Commodity prices have declined over the board recently. In the case of energy and industrial metals, the fear of a global recession is one of the driving factors. For gold, the status as a safe haven also plays a crucial role. A global recession could have a negative impact on the demand for gold from the jewelry sector, but given the debt crisis in the eurozone and the troika of IMF, EU and ECB still having to decide whether Greece would receive the next tranche of bail-out funds, one would expect that gold would be relatively stable. Nevertheless, since early August, non-commercials have reduced the net long position in gold futures continuously. And gold could not escape the sell off, which drove gold to as low as 1,550$/oz last week.

For agricultural commodities, the development of supply caused by weather conditions should have a stronger impact on prices than demand changes due to slower GDP growth in the US and Europe. Nevertheless, also grain prices dropped due to position liquidations by hedge funds and other financial investors. The current harvest season as well as delays in planting of winter wheat in the US should have more a bullish impact on grain prices.

Therefore, we can conclude that changes in risk aversion or risk appetite of financial investors could have a stronger impact on commodity prices than the usual fundamentals. However, this does of course not imply that all commodities would fall by the same percentage change. While also gold could not escape the massive selling pressure, its price declined less compared to other precious metals, which have a higher share of total demand for industrial usage. In the case of platinum, a global recession would have an impact on platinum demand from the automotive industry for catalytic converters. Thus, gold traded above the price of platinum and the premium of gold widened to more than 100$/oz. There is no long-run equilibrium relationship between the prices of these two precious metals that would limit the price spread. Thus, the spread could even widen more, especially if stock markets fall further and economic data will be weaker than expected. However, a stabilization of stock markets and a stronger than expected US labor market report next Friday could also trigger a narrowing of the premium of gold over platinum.
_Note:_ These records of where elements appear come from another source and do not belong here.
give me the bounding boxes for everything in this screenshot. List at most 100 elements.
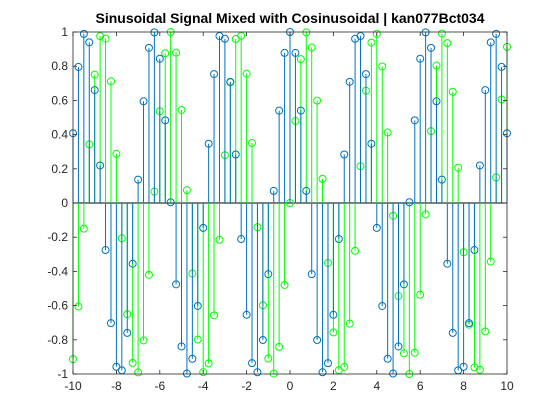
green-series-marker-38 [275,342,284,351]
x-tick-label-8: 6 [417,379,424,393]
blue-series-marker-34 [253,368,262,377]
blue-series-marker-12 [134,175,143,184]
blue-series-marker-26 [210,70,219,79]
green-series-marker-56 [372,29,381,38]
green-series-marker-23 [193,335,202,344]
blue-series-marker-76 [481,86,490,95]
blue-series-marker-18 [166,198,175,207]
green-series-marker-67 [432,61,441,70]
green-series-marker-52 [351,246,360,255]
blue-series-marker-63 [410,116,419,125]
blue-series-marker-67 [432,97,441,106]
blue-series-marker-74 [470,246,479,255]
y-tick-label-8: 0.6 [51,93,68,107]
blue-series-marker-68 [437,175,446,184]
blue-series-marker-10 [123,328,132,337]
blue-series-marker-38 [275,106,284,115]
green-series-marker-2 [79,224,88,233]
blue-series-marker-56 [372,223,381,232]
blue-series-marker-22 [188,354,197,363]
x-tick-label-9: 8 [460,379,467,393]
green-series-marker-55 [367,38,376,47]
blue-series-marker-5 [96,161,105,170]
green-series-marker-21 [182,186,191,195]
green-series-marker-17 [161,49,170,58]
blue-series-marker-28 [220,34,229,43]
blue-series-marker-49 [334,235,343,244]
blue-series-marker-25 [204,139,213,148]
blue-series-marker-66 [427,43,436,52]
green-series-marker-11 [128,358,137,367]
y-tick-label-2: -0.6 [47,299,68,313]
blue-series-marker-79 [497,62,506,71]
x-tick-label-6: 2 [330,379,337,393]
blue-series-marker-29 [226,77,235,86]
blue-series-marker-21 [182,369,191,378]
axis-layer: -10 -8 -6 -4 -2 0 2 4 6 8 10 -1 -0.8 -0.6 -0.4 -0.2 0 0.2… [47,25,514,393]
blue-series-marker-35 [258,335,267,344]
blue-series-marker-41 [291,48,300,57]
green-series-marker-13 [139,336,148,345]
green-series-marker-77 [486,257,495,266]
green-series-marker-26 [210,311,219,320]
y-tick-label-10: 1 [61,25,68,39]
blue-series-marker-46 [318,368,327,377]
blue-series-marker-70 [448,328,457,337]
blue-series-marker-77 [486,38,495,47]
x-tick-label-5: 0 [287,379,294,393]
x-tick-label-10: 10 [500,379,514,393]
blue-series-marker-59 [389,369,398,378]
blue-series-marker-73 [465,319,474,328]
x-tick-label-4: -2 [241,379,252,393]
y-tick-label-9: 0.8 [51,59,68,73]
y-tick-label-1: -0.8 [47,333,68,347]
blue-series-marker-64 [416,54,425,63]
green-series-marker-44 [307,43,316,52]
green-series-marker-32 [242,69,251,78]
x-tick-label-3: -4 [198,379,209,393]
green-series-marker-65 [421,210,430,219]
blue-series-marker-60 [394,342,403,351]
blue-series-marker-24 [199,223,208,232]
y-tick-label-4: -0.2 [47,230,68,244]
blue-series-marker-17 [161,116,170,125]
blue-series-marker-54 [361,70,370,79]
green-series-marker-20 [177,105,186,114]
blue-series-marker-51 [345,77,354,86]
blue-series-marker-23 [193,301,202,310]
green-series-marker-12 [134,368,143,377]
blue-series-marker-62 [405,198,414,207]
blue-series-marker-39 [280,48,289,57]
green-series-marker-57 [378,62,387,71]
green-series-marker-70 [448,87,457,96]
green-series-marker-7 [106,77,115,86]
blue-series-marker-2 [79,29,88,38]
blue-series-marker-75 [475,161,484,170]
blue-series-marker-32 [242,310,251,319]
green-series-marker-48 [329,328,338,337]
green-series-marker-68 [437,29,446,38]
blue-series-marker-58 [383,354,392,363]
blue-series-marker-7 [106,319,115,328]
blue-series-marker-44 [307,270,316,279]
x-tick-label-7: 4 [373,379,380,393]
green-series-marker-19 [172,48,181,57]
green-series-marker-76 [481,327,490,336]
x-tick-label-1: -8 [111,379,122,393]
green-series-marker-36 [264,354,273,363]
green-series-marker-69 [443,39,452,48]
y-tick-label-0: -1 [57,367,68,381]
green-series-marker-4 [90,70,99,79]
blue-series-marker-16 [155,54,164,63]
green-series-marker-5 [96,32,105,41]
chart-title: Sinusoidal Signal Mixed with Cosinusoida… [95,10,484,26]
blue-series-marker-11 [128,259,137,268]
blue-series-marker-36 [264,270,273,279]
green-series-marker-45 [313,96,322,105]
green-series-marker-75 [475,365,484,374]
y-tick-label-3: -0.4 [47,264,68,278]
green-series-marker-37 [269,369,278,378]
green-series-marker-46 [318,174,327,183]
The correction of precious metals reached bear market territory last week, i.e. a decline of 20% or more from the previous high. Some technical analysts and former gold bulls now call the end of the long-run bull market in precious metals. We can not rule out such a scenario, especially not in the case that European politicians remain stubborn and react furthermore only slowly to the risks of the debt crisis. The warning calls from US President Obama and his Treasury secretary Geithner are fully justified. However, the main scenario is one of slow growth in the US and Europe with the risk of a technical recession. Asian emerging economies still grow at high single digit growth rates. Thus, a plunge of levels seen in the second half of 2008 and early 2009 for precious metals is currently not the main scenario.